Read-only was achieved by reading a double to a volatile shared double tab[1].
Njuffa’s program was modified to test all (!) blocksiezs from 1 to 1024.
This is very instructive to see all the results !

My conclusions:

  1. bandwidthtest is a [censored out] and NVidia should improve it considerably or remove it from SDK. I know many people dismayed by the
    inter-GPU transfer rates it reports, especially in Fermi-based cards, and all off them, all of us felt kind of deceived if not by NVidia, then
    at least by card manufacurers. If the specification says “177,4 GB/s”, why do we get 118 GB/s?

  2. throughput depends on whether you read or write or do both of them.

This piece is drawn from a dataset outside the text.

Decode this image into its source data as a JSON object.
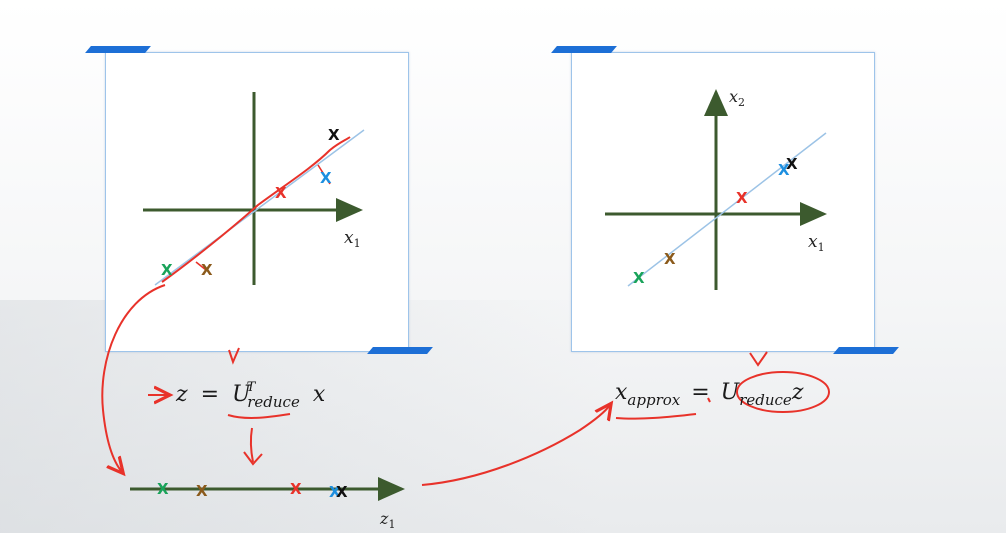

Thus, it depends on how read and write instructions are “interleaved”.
    There is no universal gauge to measure the bandwidth.

  3. It’s funny that you can achieve peak write performance for just 1 warp per block (I guess the GPU launches 8 such blocks per multiprocessor).

  4. One “critical number of warps per block” is 16, the other is 24. However, 24 may have something to do with gridsize/blocksize algorithm:
    if there are less than 24 warps / block the number of blocks is fixed at 65520, and then it starts to decrease.

  5. Njuffa is not quite right: the blocksize of 12*32 = 344 warps is not particularly distinguished from others, though on average it performs quite well.

  6. One more remark for nvidia. Bandwithtest measures the bandwith with MiB (2^20), but incorrectly calls the units MB, whereas documentation uses “true” MB (10^6).
    This chnages the result by a few per cent. Frustrating if you try to use it as a reference value in tests.